The conversation then usually proceeds like this:
- Yes indeed, you’re stuck in a rut, you’re not shifting the pin on your issue at all and your organisation is losing out.
- What can we do?
- Technical argumentation in the bubble with the same stakeholders isn’t working: you probably need to look beyond the bubble.
- Where’s that?
- Outside Brussels.
- ?!?
- Presumably there are people affected by the issue beyond Brussels? Involve them in this and make your arguments value-based, not technical; emotional, not technocratic.
- How do I do that?
- Identify who might be affected, see what resonates with them, reach out, engage, befriend; talk to your PR people elsewhere, your marketers… and then feed into the communications loop in Brussels. Decision makers will usually side with the most “popular” position so if you can somehow show it’s yours, you’re more likely to succeed.
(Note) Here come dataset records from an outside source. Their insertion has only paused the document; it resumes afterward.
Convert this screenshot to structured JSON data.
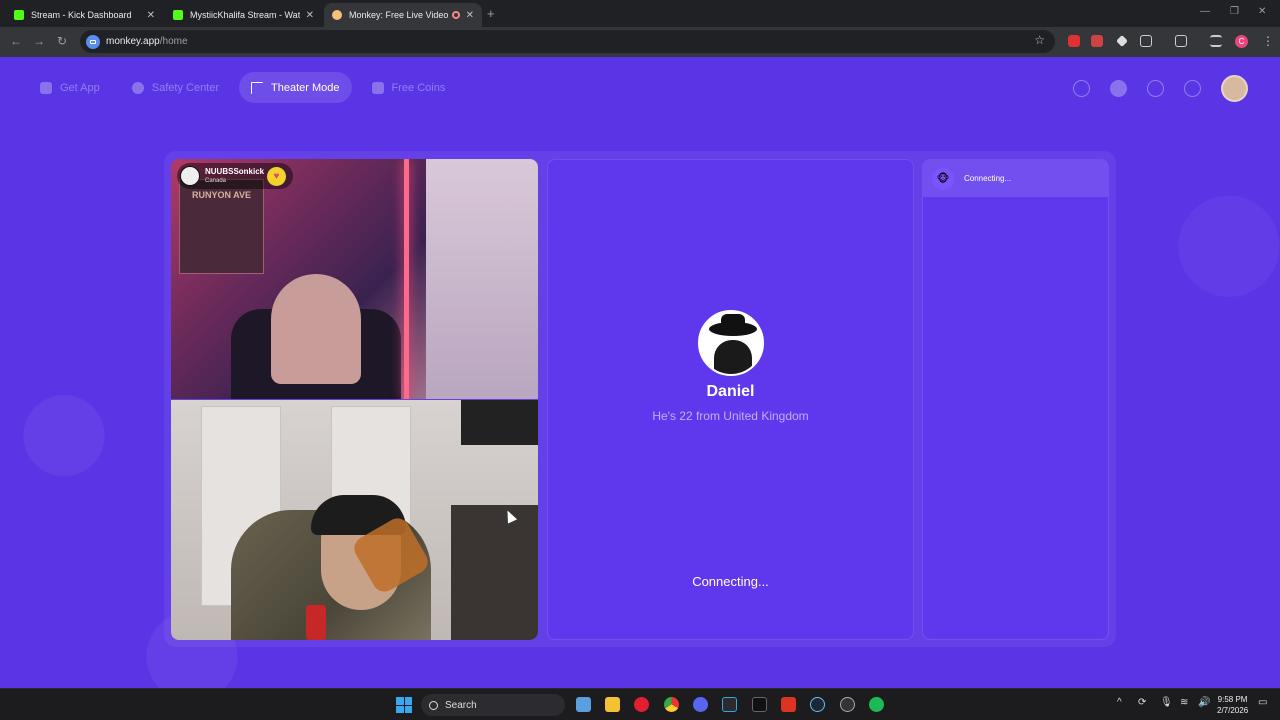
{
  "browser": {
    "tabs": [
      {
        "title": "Stream - Kick Dashboard",
        "favicon": "kick-icon"
      },
      {
        "title": "MystiicKhalifa Stream - Watch L",
        "favicon": "kick-icon"
      },
      {
        "title": "Monkey: Free Live Video Ch",
        "favicon": "monkey-icon",
        "active": true
      }
    ],
    "url_host": "monkey.app",
    "url_path": "/home"
  },
  "nav": {
    "items": [
      {
        "label": "Get App",
        "icon": "phone-icon"
      },
      {
        "label": "Safety Center",
        "icon": "shield-icon"
      },
      {
        "label": "Theater Mode",
        "icon": "expand-icon",
        "active": true
      },
      {
        "label": "Free Coins",
        "icon": "coins-icon"
      }
    ],
    "right_icons": [
      "search-icon",
      "coin-avatar-icon",
      "history-icon",
      "chat-icon",
      "profile-avatar"
    ]
  },
  "video": {
    "remote_user": "NUUBSSonkick",
    "remote_country": "Canada",
    "poster_text": "RUNYON AVE"
  },
  "partner": {
    "name": "Daniel",
    "info": "He's 22 from United Kingdom",
    "status": "Connecting..."
  },
  "chat": {
    "status": "Connecting..."
  },
  "taskbar": {
    "search_label": "Search",
    "time": "9:58 PM",
    "date": "2/7/2026"
  },
  "colors": {
    "page_bg": "#5a35e6",
    "panel_bg": "#5f38ee",
    "kick_green": "#53fc18"
  }
}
- No thanks, I’ll stick what I know best (usually followed by something like: “our organisation is not ready for such a shift”.)
I’ve spoken about how PA is shifting before here. James has too over at Bubble to Beltway here. The question is: why are organisations who ultimately know the same-old isn’t working (as mentioned, the conversation always starts with “we need to do something different”) very often unwilling to then do anything different?
Probably a mixture of the following:
Comfort zone. Public Affairs in Brussels is not strictly a communications discipline in many respects: it’s more like political counsel. Developing a value-based narrative or building a coalition beyond traditional stakeholders might seem second nature to marketers, corporate communicators and PR people; to PA professionals it’s a little daunting.
Self-importance. Let’s be honest: we’re a bit smug. We somehow think PA is too cerebral for emotional argumentation or non-traditional outreach. How many agencies in town have a clear PA vs. PR hierarchy? Plenty. Frankly, it’s damaging: time to get off the high-horse.
A compelling case. Maybe this is where consultants (me included) fail. To get PA professionals out of their comfort zone, a really compelling case is required. It should be apocalyptic – do this or die – but more than that, it needs to be backed up by data: this will work because of a, b and c. That means more research before the proposal is made, mocking up campaigns and programmes, potential outcomes, step by step scenarios and very clear resource allocation.